Max kommt aus Russland. Er wandert mit seinen Großeltern nach Deutschland aus. Im Flüchtlingsheim angekommen, beginnt seine Großmutter gleich gegen alles und jeden zu wettern. Sie ist eindeutig das Familienoberhaupt. Der Großvater ist ruhig und ordnet sich seiner Frau unter. Der kleine Max ist anscheinend ihr ein und alles. Allerdings scheut sie sich nicht, ihn vor allen anderen Leuchten bloß zu stellen, da sie ihn für minderbemittelt und chronisch krank hält. Er ist jedoch ein normales Kind. Und dann passiert es: Großvater verliebt sich und die Großmutter bekommt von allem zunächst nicht mit.

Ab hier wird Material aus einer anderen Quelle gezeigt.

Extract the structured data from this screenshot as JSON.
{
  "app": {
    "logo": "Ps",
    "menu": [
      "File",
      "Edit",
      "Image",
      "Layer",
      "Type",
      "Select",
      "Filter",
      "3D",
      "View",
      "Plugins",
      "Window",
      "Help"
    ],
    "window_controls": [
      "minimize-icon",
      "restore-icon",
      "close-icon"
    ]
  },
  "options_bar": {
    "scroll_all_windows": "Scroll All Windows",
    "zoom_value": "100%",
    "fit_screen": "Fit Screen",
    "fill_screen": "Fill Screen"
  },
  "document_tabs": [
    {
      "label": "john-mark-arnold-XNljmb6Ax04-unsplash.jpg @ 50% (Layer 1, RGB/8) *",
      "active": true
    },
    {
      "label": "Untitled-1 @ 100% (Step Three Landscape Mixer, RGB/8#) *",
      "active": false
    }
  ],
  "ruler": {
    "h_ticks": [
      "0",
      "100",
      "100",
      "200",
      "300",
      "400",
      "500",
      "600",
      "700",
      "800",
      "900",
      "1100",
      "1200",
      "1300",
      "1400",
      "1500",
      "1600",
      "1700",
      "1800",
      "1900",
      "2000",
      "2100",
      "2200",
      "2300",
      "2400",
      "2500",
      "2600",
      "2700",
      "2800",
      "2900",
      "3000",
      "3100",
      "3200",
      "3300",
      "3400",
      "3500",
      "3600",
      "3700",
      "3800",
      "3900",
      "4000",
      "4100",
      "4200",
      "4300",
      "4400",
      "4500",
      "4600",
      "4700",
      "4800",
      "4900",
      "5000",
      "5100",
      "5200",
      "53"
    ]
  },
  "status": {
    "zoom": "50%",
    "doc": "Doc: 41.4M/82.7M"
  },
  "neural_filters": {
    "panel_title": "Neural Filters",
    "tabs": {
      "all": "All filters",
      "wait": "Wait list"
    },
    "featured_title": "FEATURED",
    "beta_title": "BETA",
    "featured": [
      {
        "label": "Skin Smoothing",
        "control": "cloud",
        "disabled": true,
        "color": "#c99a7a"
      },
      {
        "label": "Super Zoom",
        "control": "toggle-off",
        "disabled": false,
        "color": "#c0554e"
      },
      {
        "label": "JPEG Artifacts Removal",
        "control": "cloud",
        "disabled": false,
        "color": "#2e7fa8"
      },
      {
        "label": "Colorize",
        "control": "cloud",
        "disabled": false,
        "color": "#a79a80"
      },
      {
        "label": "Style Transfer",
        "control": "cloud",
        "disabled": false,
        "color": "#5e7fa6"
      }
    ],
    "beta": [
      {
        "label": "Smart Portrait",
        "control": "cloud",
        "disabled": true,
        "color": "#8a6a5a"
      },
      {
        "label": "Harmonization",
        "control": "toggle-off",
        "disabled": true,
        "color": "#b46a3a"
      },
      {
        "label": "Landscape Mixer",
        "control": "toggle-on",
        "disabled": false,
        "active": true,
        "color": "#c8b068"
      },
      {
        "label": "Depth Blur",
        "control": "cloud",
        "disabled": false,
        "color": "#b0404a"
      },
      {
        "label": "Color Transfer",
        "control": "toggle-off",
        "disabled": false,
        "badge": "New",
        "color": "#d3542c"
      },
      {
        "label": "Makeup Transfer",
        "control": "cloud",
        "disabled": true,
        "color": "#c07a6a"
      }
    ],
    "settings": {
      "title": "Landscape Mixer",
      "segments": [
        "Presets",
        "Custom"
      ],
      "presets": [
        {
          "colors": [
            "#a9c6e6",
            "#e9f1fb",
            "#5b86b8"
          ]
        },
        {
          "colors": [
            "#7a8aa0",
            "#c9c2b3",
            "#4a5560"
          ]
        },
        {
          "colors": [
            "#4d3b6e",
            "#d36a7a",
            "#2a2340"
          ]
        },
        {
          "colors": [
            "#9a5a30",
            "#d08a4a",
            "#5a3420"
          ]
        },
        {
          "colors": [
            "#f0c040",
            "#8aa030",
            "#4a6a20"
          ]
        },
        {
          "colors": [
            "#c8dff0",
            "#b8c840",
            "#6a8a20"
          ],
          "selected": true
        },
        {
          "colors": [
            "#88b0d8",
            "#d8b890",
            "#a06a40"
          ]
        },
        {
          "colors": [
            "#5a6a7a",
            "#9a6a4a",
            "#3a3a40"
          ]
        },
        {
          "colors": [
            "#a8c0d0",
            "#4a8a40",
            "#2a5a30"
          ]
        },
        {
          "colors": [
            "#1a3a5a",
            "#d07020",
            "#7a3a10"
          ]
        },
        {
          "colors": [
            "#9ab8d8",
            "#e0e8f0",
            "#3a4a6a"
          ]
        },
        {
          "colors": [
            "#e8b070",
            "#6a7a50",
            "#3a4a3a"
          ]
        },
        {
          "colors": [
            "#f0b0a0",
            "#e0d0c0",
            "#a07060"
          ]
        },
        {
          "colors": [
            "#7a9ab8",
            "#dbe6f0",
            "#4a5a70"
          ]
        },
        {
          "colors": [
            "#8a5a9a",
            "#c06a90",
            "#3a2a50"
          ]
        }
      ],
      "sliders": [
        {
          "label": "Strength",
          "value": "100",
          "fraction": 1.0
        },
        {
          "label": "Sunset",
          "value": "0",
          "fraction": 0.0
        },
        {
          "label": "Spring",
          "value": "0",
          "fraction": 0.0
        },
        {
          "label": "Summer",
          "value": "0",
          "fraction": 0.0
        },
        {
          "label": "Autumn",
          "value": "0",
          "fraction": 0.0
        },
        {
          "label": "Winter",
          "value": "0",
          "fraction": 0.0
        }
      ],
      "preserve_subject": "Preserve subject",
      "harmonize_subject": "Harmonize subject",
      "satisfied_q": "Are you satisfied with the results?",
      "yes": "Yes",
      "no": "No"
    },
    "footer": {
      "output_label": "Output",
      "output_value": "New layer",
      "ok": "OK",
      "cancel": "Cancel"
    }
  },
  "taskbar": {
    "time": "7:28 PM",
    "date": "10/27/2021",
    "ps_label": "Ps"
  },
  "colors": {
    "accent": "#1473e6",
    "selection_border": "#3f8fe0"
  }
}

Der flotte Schreibstil der Autorin trägt ein förmlich durch die schönen kurzen Kapitel. Das Buch liest sich dadurch sehr flüssig. Es ist sehr amüsant geschrieben und man muss oft über die resolute Großmutter schmunzeln. Teilweise ist es aber auch sehr schockierend, wie sie mit ihrem Enkel und auch mit ihrem Mann umgeht. Warum sie so zu den beiden ist, klärt sich erst am Ende des Buches aus. So kann man die ganze Zeit spekulieren, was eigentlich mit Max seinen Eltern geschehen ist.

Ich fand das Buch sehr gut. Die Familie schließt man mit jedem Kapitel mehr ins Herz.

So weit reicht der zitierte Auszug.